For a city with Chicago’s food culture, the concept lands naturally. This is a place where people care deeply about what they eat, where neighborhood grocery stores carry ingredients from every corner of the world, and where the line between restaurant quality and home cooking has always been thinner than most cities.

“Chicago gets it,” Ferguson said. “It’s a food city in its bones. Not just the restaurants, the home cooks. The grandmothers. The guys running the grill on a Saturday in Bronzeville. Those are my people. I want to be in those grocery stores showing them something they can use tomorrow morning.”

A recent profile in the South Florida Standard traced the full arc of Ferguson’s career pivot, from Olympic kitchens to grocery aisles, and the growing consumer education movement he’s building around the “produce over processed” philosophy. The Chicago stop figures to add a Midwest chapter to that story.

Eight Kids, One Grocery Budget

There’s one more piece of the SuperChef vs. Supermarket story that makes it land harder than the average celebrity chef side project. Ferguson is a father of eight. He is not theoretically interested in grocery budgets. He lives them.

“I’ve got eight mouths to feed,” he said. “I know what it costs. I know what it takes. And I know that most people are getting played in the grocery store because nobody ever taught them how to shop.”

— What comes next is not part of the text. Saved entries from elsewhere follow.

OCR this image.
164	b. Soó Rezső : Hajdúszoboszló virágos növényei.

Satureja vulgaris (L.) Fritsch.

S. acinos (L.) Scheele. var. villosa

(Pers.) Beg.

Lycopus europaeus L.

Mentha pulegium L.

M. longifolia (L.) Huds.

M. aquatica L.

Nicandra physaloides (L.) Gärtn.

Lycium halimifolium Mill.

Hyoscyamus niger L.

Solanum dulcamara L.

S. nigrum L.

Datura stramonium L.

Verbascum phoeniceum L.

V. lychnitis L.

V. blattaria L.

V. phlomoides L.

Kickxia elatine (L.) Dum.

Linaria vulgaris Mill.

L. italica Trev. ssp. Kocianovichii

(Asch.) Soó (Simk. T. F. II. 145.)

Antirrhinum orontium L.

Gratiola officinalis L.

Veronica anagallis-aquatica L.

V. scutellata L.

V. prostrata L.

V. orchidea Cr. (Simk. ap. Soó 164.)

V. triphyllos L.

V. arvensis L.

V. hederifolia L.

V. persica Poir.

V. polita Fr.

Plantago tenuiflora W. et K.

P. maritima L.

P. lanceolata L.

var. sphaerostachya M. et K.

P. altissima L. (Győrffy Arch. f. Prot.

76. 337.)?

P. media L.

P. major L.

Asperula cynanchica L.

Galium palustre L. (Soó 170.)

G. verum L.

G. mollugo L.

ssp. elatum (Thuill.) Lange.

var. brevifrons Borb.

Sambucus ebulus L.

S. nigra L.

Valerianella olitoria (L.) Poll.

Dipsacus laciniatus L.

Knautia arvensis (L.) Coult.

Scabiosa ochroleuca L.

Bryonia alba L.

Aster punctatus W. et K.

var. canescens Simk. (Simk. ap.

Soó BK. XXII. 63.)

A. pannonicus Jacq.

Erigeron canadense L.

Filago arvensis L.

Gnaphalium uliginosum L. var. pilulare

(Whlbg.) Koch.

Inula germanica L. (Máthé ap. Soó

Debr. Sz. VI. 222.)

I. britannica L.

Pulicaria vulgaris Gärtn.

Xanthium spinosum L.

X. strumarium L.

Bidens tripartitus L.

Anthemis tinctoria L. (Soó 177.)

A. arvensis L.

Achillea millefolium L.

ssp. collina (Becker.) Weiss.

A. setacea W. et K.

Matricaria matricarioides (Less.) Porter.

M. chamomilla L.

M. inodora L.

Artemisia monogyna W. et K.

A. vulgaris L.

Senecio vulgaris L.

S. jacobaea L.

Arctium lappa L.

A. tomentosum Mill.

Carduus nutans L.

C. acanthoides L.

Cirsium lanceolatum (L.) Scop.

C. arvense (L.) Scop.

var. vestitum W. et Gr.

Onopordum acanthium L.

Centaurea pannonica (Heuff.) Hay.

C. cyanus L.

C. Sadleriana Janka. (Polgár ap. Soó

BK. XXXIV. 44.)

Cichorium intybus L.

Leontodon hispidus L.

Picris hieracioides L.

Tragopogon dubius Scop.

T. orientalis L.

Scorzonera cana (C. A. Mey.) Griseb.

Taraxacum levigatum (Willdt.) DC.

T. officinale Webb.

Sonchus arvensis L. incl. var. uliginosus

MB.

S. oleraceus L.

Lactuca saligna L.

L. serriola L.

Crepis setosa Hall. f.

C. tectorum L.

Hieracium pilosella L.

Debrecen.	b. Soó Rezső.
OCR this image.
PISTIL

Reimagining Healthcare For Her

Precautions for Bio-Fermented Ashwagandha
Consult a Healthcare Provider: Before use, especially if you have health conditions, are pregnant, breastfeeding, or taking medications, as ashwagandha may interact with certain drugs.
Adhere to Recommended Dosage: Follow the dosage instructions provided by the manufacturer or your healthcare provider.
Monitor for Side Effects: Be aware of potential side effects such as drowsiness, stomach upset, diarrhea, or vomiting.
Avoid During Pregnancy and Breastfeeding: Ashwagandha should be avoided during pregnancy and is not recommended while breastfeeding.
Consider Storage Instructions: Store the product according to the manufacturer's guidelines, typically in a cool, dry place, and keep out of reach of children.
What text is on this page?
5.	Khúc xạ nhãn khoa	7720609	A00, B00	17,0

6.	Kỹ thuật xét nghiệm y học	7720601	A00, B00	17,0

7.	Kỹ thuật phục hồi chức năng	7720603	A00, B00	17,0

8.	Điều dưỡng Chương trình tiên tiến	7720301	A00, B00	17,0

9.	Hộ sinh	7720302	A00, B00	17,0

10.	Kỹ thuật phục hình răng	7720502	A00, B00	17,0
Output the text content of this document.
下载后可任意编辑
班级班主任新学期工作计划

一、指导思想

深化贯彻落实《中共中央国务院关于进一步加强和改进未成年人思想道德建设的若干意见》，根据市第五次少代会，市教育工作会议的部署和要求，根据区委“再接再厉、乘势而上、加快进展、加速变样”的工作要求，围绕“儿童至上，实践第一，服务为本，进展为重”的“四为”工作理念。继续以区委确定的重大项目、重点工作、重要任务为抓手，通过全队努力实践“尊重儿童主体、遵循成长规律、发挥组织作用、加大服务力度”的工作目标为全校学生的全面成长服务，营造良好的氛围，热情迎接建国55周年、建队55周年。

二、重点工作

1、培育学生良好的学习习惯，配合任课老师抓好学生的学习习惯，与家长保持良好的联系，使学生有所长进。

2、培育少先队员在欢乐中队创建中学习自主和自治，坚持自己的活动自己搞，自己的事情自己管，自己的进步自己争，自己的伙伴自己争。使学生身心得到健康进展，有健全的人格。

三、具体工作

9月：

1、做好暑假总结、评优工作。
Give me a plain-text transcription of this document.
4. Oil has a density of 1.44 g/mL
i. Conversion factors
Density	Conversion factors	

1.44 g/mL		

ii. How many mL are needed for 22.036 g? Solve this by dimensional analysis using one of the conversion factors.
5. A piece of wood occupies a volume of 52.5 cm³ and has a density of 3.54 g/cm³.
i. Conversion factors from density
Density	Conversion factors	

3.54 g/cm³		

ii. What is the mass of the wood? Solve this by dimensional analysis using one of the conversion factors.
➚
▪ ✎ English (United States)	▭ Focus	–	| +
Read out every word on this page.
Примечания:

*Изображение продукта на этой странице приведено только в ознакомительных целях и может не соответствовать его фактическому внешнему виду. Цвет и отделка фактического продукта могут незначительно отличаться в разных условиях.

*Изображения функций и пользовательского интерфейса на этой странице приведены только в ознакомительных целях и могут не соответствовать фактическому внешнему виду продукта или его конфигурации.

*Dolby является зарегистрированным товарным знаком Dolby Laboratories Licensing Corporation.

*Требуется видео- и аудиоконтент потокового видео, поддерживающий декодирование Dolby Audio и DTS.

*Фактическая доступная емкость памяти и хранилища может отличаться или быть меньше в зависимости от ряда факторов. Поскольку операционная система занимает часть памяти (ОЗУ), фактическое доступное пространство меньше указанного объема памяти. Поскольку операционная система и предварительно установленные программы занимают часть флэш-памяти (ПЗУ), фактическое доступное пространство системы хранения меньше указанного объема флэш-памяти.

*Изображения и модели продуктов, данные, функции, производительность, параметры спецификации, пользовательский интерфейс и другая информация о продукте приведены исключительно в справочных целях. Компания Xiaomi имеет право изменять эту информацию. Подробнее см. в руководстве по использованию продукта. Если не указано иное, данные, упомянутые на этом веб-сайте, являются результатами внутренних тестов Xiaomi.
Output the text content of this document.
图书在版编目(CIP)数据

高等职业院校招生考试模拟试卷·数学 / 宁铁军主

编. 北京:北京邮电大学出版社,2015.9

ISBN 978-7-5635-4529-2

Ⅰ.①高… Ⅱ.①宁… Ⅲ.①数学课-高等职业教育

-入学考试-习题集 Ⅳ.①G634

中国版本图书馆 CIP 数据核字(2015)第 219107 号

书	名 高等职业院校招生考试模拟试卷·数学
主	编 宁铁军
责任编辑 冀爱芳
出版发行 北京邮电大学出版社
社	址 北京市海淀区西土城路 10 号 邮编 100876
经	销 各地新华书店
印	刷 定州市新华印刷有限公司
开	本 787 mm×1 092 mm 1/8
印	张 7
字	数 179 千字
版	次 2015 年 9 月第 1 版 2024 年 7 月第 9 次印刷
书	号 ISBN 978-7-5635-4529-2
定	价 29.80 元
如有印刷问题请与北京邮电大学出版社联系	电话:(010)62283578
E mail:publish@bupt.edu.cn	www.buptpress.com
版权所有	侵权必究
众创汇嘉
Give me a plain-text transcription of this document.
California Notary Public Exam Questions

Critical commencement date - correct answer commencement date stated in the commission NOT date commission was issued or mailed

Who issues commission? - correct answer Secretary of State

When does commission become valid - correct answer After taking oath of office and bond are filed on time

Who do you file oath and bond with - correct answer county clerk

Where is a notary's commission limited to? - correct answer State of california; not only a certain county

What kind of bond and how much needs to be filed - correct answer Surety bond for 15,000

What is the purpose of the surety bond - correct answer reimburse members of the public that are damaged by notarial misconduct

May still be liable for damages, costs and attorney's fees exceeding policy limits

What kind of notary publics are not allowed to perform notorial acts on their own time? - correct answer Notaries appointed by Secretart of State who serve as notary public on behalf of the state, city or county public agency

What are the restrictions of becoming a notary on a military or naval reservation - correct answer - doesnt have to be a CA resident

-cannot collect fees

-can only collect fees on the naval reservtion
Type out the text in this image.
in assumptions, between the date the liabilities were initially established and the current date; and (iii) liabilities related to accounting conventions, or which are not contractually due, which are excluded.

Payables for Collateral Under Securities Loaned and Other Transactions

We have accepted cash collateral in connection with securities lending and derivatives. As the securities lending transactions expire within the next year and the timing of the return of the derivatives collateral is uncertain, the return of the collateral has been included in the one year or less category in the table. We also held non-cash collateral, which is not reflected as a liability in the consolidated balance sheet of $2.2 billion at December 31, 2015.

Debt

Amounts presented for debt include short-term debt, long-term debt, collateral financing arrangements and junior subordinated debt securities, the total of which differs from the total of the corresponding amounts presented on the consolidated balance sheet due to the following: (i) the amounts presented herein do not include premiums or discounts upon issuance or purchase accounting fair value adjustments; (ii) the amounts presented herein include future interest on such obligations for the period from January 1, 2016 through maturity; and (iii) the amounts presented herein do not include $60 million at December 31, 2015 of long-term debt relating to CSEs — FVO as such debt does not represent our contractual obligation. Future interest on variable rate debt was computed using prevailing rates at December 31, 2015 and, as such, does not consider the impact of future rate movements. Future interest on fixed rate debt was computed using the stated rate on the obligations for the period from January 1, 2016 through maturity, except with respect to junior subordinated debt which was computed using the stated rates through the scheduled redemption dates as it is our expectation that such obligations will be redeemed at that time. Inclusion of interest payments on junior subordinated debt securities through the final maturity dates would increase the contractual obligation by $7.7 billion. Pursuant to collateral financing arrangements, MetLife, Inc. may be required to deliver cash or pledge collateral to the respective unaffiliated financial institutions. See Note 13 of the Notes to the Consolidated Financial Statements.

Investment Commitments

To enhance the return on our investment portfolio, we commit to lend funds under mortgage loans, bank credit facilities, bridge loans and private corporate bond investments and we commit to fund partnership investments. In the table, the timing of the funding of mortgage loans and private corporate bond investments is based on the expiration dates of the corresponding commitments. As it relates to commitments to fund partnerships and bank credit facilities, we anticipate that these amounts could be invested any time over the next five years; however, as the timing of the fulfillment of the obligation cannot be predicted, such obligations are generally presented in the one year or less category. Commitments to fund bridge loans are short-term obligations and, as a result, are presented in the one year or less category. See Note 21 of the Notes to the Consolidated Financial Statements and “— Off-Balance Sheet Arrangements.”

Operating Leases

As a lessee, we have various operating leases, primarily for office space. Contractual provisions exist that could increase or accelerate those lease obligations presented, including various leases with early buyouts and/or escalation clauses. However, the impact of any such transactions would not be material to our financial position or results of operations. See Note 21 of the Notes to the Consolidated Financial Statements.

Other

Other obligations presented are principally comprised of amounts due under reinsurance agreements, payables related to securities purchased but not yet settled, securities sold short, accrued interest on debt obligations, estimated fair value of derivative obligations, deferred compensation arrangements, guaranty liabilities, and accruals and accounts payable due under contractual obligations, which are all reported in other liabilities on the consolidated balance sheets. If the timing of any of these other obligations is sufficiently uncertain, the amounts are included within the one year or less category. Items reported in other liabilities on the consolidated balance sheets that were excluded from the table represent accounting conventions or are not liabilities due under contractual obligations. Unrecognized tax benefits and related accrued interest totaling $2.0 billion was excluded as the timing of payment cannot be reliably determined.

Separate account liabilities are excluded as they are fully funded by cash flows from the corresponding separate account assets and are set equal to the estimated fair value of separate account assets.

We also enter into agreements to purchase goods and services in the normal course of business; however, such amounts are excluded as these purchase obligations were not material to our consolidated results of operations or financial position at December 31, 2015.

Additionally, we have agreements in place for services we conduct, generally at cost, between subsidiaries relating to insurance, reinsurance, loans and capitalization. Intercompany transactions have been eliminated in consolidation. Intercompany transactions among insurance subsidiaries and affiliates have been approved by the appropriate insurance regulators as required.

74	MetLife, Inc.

The SuperChef vs. Supermarket YouTube channel posts new content weekly, with product breakdowns, cooking tutorials, and grocery aisle walkthroughs that treat a trip to Mariano’s or Jewel-Osco like a masterclass. Tour dates for Chicago and other cities are expected later this year.

For Chicago home cooks, the pitch is simple: the guy who won on Food Network, cooked at the Olympics, and feeds eight kids on a real budget wants to show you why your mac and cheese could be better. And he’s starting in the cheese aisle.